The health system classifies running loops into buckets using preset-specific thresholds rather than a single global timeout. This allows long-running presets (like autospec) to remain healthy while short-running presets (like autosimplify) escalate quickly.

Health Buckets

BucketMeaning
ActiveRunning and recently updated — no concern.
WatchingQuiet longer than the preset's warning threshold but not yet stuck. Investigate soon.
StuckQuiet longer than the preset's stuck threshold.

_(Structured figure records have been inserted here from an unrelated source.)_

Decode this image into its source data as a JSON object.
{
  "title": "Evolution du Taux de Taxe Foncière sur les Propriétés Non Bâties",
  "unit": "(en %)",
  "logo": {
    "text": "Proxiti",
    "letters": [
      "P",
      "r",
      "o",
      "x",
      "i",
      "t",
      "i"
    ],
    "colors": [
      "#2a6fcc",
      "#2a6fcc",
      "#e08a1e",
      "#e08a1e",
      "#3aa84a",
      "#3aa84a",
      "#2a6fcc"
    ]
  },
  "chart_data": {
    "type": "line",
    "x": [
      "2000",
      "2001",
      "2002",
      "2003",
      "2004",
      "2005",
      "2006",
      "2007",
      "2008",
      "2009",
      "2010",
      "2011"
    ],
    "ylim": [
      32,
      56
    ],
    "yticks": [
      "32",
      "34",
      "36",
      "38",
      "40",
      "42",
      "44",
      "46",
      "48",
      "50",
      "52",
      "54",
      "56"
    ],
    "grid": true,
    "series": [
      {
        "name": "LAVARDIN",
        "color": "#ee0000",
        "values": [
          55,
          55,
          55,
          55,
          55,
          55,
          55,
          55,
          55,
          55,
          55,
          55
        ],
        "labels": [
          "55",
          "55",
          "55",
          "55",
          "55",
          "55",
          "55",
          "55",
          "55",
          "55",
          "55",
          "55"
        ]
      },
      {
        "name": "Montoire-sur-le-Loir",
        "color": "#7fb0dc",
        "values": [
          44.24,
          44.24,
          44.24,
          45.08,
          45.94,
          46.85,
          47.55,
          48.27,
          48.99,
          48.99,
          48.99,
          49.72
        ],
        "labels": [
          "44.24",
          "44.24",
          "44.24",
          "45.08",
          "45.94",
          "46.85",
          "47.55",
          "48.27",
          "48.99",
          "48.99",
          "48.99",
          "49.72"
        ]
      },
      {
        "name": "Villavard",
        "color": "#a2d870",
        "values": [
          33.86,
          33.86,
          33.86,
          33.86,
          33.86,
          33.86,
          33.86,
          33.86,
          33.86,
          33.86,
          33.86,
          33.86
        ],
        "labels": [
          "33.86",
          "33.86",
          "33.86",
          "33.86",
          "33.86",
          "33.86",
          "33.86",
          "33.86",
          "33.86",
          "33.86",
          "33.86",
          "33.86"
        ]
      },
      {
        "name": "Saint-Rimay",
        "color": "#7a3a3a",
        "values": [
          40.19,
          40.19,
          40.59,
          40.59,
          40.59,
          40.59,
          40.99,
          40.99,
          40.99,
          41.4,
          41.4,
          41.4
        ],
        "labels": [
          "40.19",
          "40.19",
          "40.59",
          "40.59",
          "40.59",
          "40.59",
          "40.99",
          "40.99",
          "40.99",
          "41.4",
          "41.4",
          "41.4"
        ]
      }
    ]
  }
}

Likely needs intervention.
FailedFailed or timed out within the last 24 hours.
CompletedCompleted within the last 24 hours (shown with --verbose).

Policy Table

PresetWarning AfterStuck After
autospec10 min20 min
autocode5 min12 min
autosimplify2 min6 min
autoqa6 min15 min
autofix4 min10 min
(default)5 min10 min

Unknown presets fall back to the default policy.

Surfaces

All operator surfaces share the same classification logic from src/loops/health.ts:

  • autoloop loops health — prints a summary with stuck, watching, failed, and active sections.
  • autoloop loops watch <run-id> — prints a one-line advisory when a run transitions into the watching or stuck band.
  • Dashboard /api/runs — returns JSON with active, watching, stuck, recentFailed, and recentCompleted arrays.

Design Notes

  • Thresholds are intentionally heuristic. They reflect typical iteration cadence per preset and may evolve as usage patterns become clearer.
  • Classification is computed from the updated_at field in the run registry. No additional metadata is required.
  • The policy module (src/loops/policy.ts) is the single source of truth for all thresholds.